È un'argomentazione dell'esistenza di Dio che parte dalla nozione stessa di Dio, nel famoso enunciato: Dio è ciò di cui non si può pensare il maggiore. In latino: Id quod maius cogitari nequit (d'ora in poi IQM).
È stata definita in età contemporanea, con un anacronismo, "argomento ontologico". Questa argomentazione si trova nel secondo libro del "Proslogion" di Anselmo.
Il ragionamento di Anselmo si può dividere in due parti:
- la prima è un'istanza logica riguardo alla nozione di IQM, da cui segue l'esistenza necessaria dell'IQM stesso;
- la seconda, invece, è un'istanza teologica, che identifica l'IQM con il Dio cristiano.
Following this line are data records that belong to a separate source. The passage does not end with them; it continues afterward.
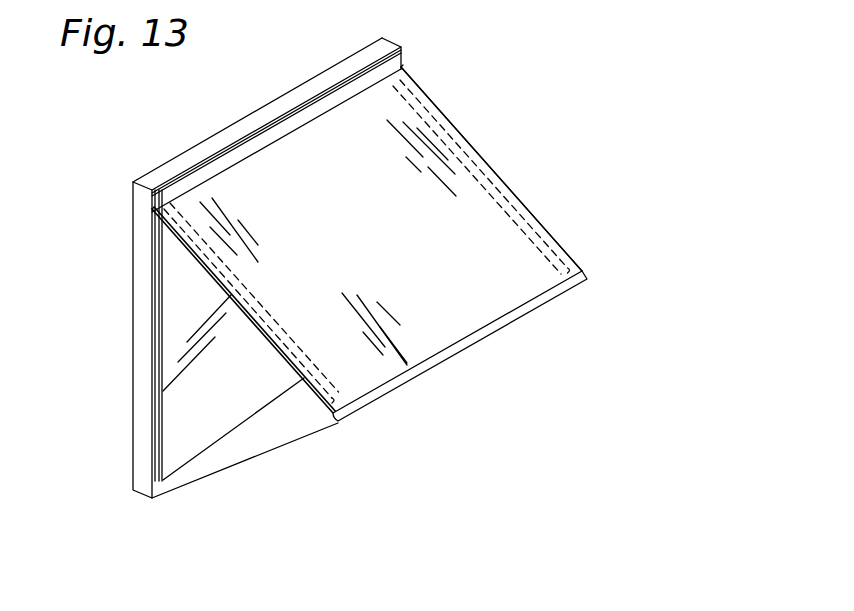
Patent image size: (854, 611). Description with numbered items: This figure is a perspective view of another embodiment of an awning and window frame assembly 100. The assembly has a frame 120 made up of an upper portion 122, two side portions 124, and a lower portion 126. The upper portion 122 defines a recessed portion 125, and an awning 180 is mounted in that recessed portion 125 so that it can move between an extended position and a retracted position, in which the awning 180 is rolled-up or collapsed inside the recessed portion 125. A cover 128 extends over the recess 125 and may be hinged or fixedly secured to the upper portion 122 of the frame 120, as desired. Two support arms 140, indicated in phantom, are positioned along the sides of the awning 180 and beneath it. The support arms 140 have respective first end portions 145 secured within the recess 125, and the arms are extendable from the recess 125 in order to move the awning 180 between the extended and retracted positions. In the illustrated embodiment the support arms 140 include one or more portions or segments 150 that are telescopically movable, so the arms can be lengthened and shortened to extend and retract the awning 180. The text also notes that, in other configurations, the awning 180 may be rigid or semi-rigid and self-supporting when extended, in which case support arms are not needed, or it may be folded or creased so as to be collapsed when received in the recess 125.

The awning and window frame assembly 100 is at (547, 127).
The frame 120 is at (165, 172).
The upper portion 122 is at (261, 115).
The side portions 124 is at (134, 391).
The recessed portion 125 is at (314, 88).
The lower portion 126 is at (262, 428).
The cover 128 is at (392, 62).
The support arms 140 is at (204, 261).
The first end portions 145 is at (195, 259).
The telescopically movable segments 150 is at (505, 183).
The awning 180 is at (470, 305).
Anselmo dice che quando l'ateo dice che Dio non esiste, con il termine Dio intende "ciò di cui non si può pensare il maggiore", ovvero l'IQM. Tuttavia, per negarne l'esistenza, l'"insipiens" (ovvero il non credente) deve avere almeno nell'intelletto la nozione di IQM.
Ma l'IQM non può esistere solo nell'intelletto, perché altrimenti sarebbe possibile qualcosa di "più grande" dell'IQM, ovvero questo stesso IQM dotato di esistenza reale, contraddicendone la definizione di partenza.
In definitiva, se l'IQM esistesse solo nella mente e non nella realtà, non sarebbe l'IQM e quindi ci staremmo contraddicendo. Da questo segue che l'IQM esiste necessariamente.
Critiche
Nel Proslogion Anselmo dialoga con l'insipiens (Sal 13,1 ). Uno stesso discepolo di Anselmo, il monaco Gaunilone (chiamato anche Wenilo), obiettò che non è sufficiente pensare una cosa perché esista, anche se rappresenta la perfezione. Disse infatti che, nonostante si potesse immaginare un'isola piena di delizie, ciò non dimostrava la sua esistenza. Rifiutò insomma il passaggio obbligato dal mondo ideale a quello reale. Anselmo ribatté dicendo che l'esempio dell'isola non era calzante, poiché non era "ciò di cui niente si può pensare più grande". L'isola meravigliosa ha infatti una perfezione relativa e limitata ad alcuni suoi aspetti, ma non una perfezione assoluta come Dio, che ha ogni perfezione, sotto ogni aspetto.
San Tommaso d'Aquino, nella sua Summa contra Gentiles scrive: "Tra gli atei non è a tutti noto che Egli è quanto di più grande si possa pensare". Dunque egli ammise l'infondatezza dell'affermazione di Anselmo e impose per la conoscenza dell'esistenza di Dio le prove a posteriori come le uniche valide.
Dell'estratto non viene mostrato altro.